Anyone want to deny that there is a trace of homoeroticism in this passage?
“Squeeze! squeeze! squeeze! all the morning long; I squeezed that sperm till I myself almost melted into it; I squeezed that sperm till a strange sort of insanity came over me; and I found myself unwittingly squeezing my co-laborers’ hands in it, mistaking their hands for the gentle globules. Such an abounding, affectionate, friendly, loving feeling did this avocation beget; that at last I was continually squeezing their hands, and looking up into their eyes sentimentally; as much as to say, - Oh! my dear fellow beings, why should we longer cherish any social acerbities, or know the slightest ill-humor or envy! Come; let us squeeze hands all round; nay, let us all squeeze ourselves into each other; let us squeeze ourselves universally into the very milk and sperm of kindness.”
Am I the only one who imagines this in William S. Burroughs’ creaking, f*cked up voice?
Probably.
I came into this thread completely ignorant as to how much homoerotic subtext was in Melville’s work. So far, reading the discussion, I have to agree with RubyStreak. Simply announcing “that’s not how things were done!” when discussing literature is not convincing in the least, RealityChuck.
And by all means let’s not disregard that obscure and little-remembered work, Intentional Homoerotic Subtext Among My Male Fictional Characters: That Kind of Thing IS My Bag, Baby by Herman Melville.
From IN LIVING COLOR:
Antwan: The next book we’re going to talk about is Moby Dick…
Blaine: Oooh, now that’s my kinda book…
Antwan: Oh silly! MOBY DICK was a whale!
Blaine: I bet he was…
I think that pretty much settles it.
Or MD’s sequel, MOBY DICK 2: CALL ME ANYTHING YOU WANT, BABY, JUST GET ME ON THAT SHIP!

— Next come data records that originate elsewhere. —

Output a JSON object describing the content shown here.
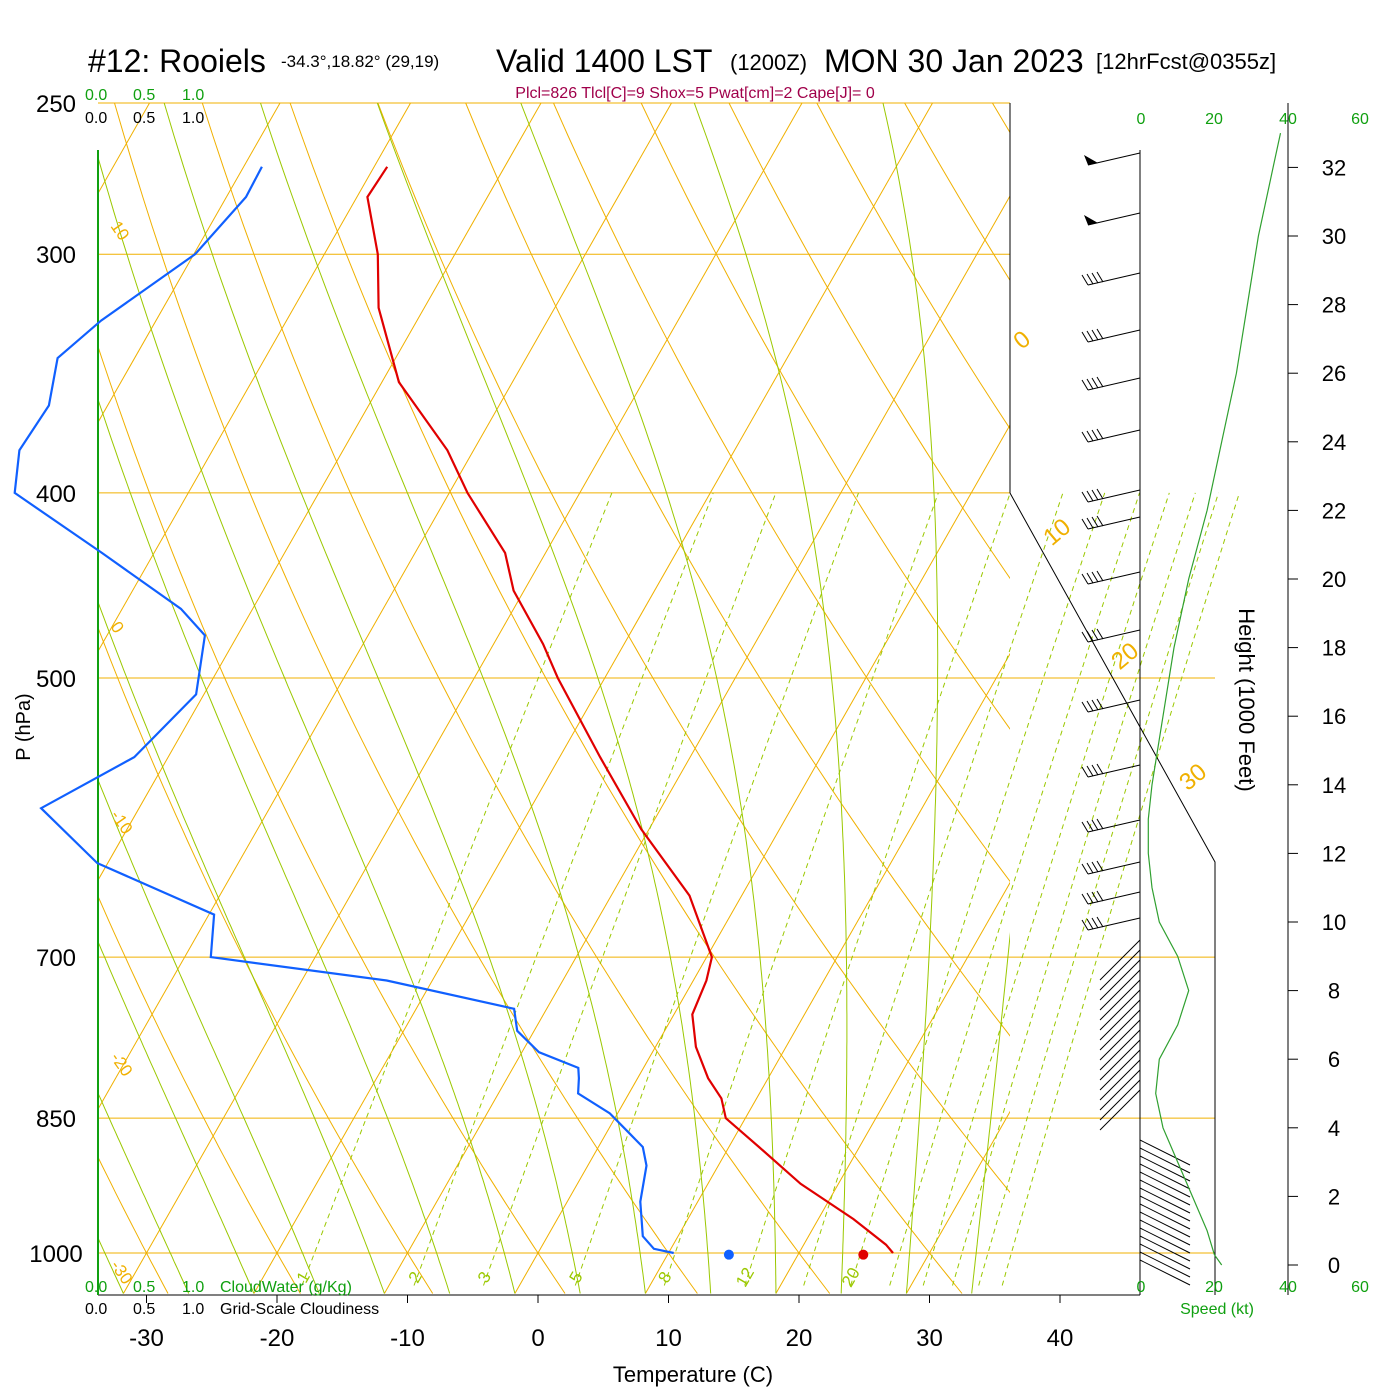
{
  "title": {
    "station": "#12: Rooiels",
    "coords": "-34.3°,18.82° (29,19)",
    "valid": "Valid 1400 LST",
    "zulu": "(1200Z)",
    "date": "MON 30 Jan 2023",
    "fcst": "[12hrFcst@0355z]"
  },
  "indices": "Plcl=826 Tlcl[C]=9 Shox=5 Pwat[cm]=2 Cape[J]= 0",
  "colors": {
    "isobar": "#f0b000",
    "isotherm": "#f0b000",
    "dry_adiabat": "#f0b000",
    "moist_adiabat": "#9bc800",
    "mixing_ratio": "#9bc800",
    "temperature": "#e00000",
    "dewpoint": "#1060ff",
    "cloud_axis": "#10a010",
    "height_curve": "#30a030",
    "indices_text": "#a0004a",
    "label_text": "#000000"
  },
  "cloud_scale": {
    "top_green": [
      "0.0",
      "0.5",
      "1.0"
    ],
    "top_black": [
      "0.0",
      "0.5",
      "1.0"
    ],
    "bottom_green": [
      "0.0",
      "0.5",
      "1.0"
    ],
    "bottom_black": [
      "0.0",
      "0.5",
      "1.0"
    ],
    "cloudwater_label": "CloudWater (g/Kg)",
    "cloudiness_label": "Grid-Scale Cloudiness"
  },
  "speed_axis": {
    "ticks_top": [
      "0",
      "20",
      "40",
      "60"
    ],
    "ticks_bottom": [
      "0",
      "20",
      "40",
      "60"
    ],
    "label": "Speed (kt)"
  },
  "height_axis": {
    "label": "Height (1000 Feet)",
    "ticks": [
      "0",
      "2",
      "4",
      "6",
      "8",
      "10",
      "12",
      "14",
      "16",
      "18",
      "20",
      "22",
      "24",
      "26",
      "28",
      "30",
      "32"
    ]
  },
  "chart_data": {
    "type": "line",
    "chart_kind": "skew-T log-p sounding",
    "xlabel": "Temperature (C)",
    "ylabel": "P (hPa)",
    "x_ticks": [
      "-30",
      "-20",
      "-10",
      "0",
      "10",
      "20",
      "30",
      "40"
    ],
    "y_ticks": [
      "250",
      "300",
      "400",
      "500",
      "700",
      "850",
      "1000"
    ],
    "y_scale": "log",
    "ylim": [
      1020,
      250
    ],
    "dry_adiabat_labels": [
      "10",
      "0",
      "-10",
      "-20",
      "-30"
    ],
    "dry_adiabat_right_labels": [
      "0",
      "10",
      "20",
      "30"
    ],
    "mixing_ratio_labels": [
      "1",
      "2",
      "3",
      "5",
      "8",
      "12",
      "20"
    ],
    "series": [
      {
        "key": "temperature",
        "points": [
          [
            270,
            -59.0
          ],
          [
            280,
            -59.2
          ],
          [
            300,
            -55.9
          ],
          [
            320,
            -53.5
          ],
          [
            350,
            -48.7
          ],
          [
            380,
            -42.0
          ],
          [
            400,
            -38.6
          ],
          [
            430,
            -33.1
          ],
          [
            450,
            -30.8
          ],
          [
            480,
            -26.2
          ],
          [
            500,
            -23.6
          ],
          [
            550,
            -16.9
          ],
          [
            600,
            -10.6
          ],
          [
            650,
            -4.0
          ],
          [
            700,
            0.4
          ],
          [
            720,
            1.0
          ],
          [
            750,
            1.4
          ],
          [
            780,
            3.1
          ],
          [
            810,
            5.4
          ],
          [
            830,
            7.3
          ],
          [
            850,
            8.5
          ],
          [
            880,
            12.3
          ],
          [
            920,
            17.1
          ],
          [
            960,
            22.7
          ],
          [
            990,
            26.3
          ],
          [
            1000,
            27.2
          ]
        ]
      },
      {
        "key": "dewpoint",
        "points": [
          [
            270,
            -68.6
          ],
          [
            280,
            -68.5
          ],
          [
            300,
            -69.9
          ],
          [
            325,
            -74.2
          ],
          [
            340,
            -75.9
          ],
          [
            360,
            -74.5
          ],
          [
            380,
            -74.8
          ],
          [
            400,
            -73.3
          ],
          [
            430,
            -64.0
          ],
          [
            460,
            -55.5
          ],
          [
            475,
            -52.5
          ],
          [
            510,
            -50.6
          ],
          [
            550,
            -52.6
          ],
          [
            585,
            -57.5
          ],
          [
            625,
            -50.8
          ],
          [
            665,
            -39.6
          ],
          [
            700,
            -38.0
          ],
          [
            720,
            -23.5
          ],
          [
            745,
            -12.5
          ],
          [
            765,
            -11.3
          ],
          [
            785,
            -8.7
          ],
          [
            800,
            -5.0
          ],
          [
            810,
            -4.5
          ],
          [
            825,
            -3.9
          ],
          [
            845,
            -0.6
          ],
          [
            865,
            1.7
          ],
          [
            880,
            3.4
          ],
          [
            900,
            4.5
          ],
          [
            940,
            5.6
          ],
          [
            980,
            7.3
          ],
          [
            995,
            8.7
          ],
          [
            1000,
            10.4
          ]
        ]
      }
    ],
    "surface_points": [
      {
        "key": "temperature",
        "p": 1002,
        "t": 25.0
      },
      {
        "key": "dewpoint",
        "p": 1002,
        "t": 14.7
      }
    ],
    "height_curve_kft": [
      [
        0,
        22
      ],
      [
        0.3,
        20
      ],
      [
        1,
        18
      ],
      [
        2,
        14
      ],
      [
        3,
        10
      ],
      [
        4,
        6
      ],
      [
        5,
        4
      ],
      [
        6,
        5
      ],
      [
        7,
        10
      ],
      [
        8,
        13
      ],
      [
        9,
        10
      ],
      [
        10,
        5
      ],
      [
        11,
        3
      ],
      [
        12,
        2
      ],
      [
        13,
        2
      ],
      [
        14,
        3
      ],
      [
        16,
        6
      ],
      [
        18,
        9
      ],
      [
        20,
        13
      ],
      [
        22,
        18
      ],
      [
        24,
        22
      ],
      [
        26,
        26
      ],
      [
        28,
        29
      ],
      [
        30,
        32
      ],
      [
        32,
        36
      ],
      [
        33,
        38
      ]
    ]
  }
}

This is silly. Melville could have written, “As I lay there next to Queequeg, my member stirred and I began to frot it against his naked backside as I passionately kissed the back of his neck” and the usual gang would troop in and scream, “That’s just how men talked in those days!”
It’s not just literature. Hamish tells a great story about having delivered a presentation on Michelangelo in high school. The teacher took him aside after and said, “Why didn’t you mention about his being gay?” He was stunned - none of the biographies had said anything about it, when any biography of a heterosexual would wax eloquent about their amours.
Hamish, having just completed his B.A. majoring in English lit, would be able to wax more vitriolic about it, but it drives me bonkers that the thought that there were actual gay people back then and that some of them may have actually been writing about gay attraction is so often placed absolutely outside of the realm of consideration.
That’s not “just how men talked to each other in those days.” That’s how people have tried to silence men talking to each other in those days.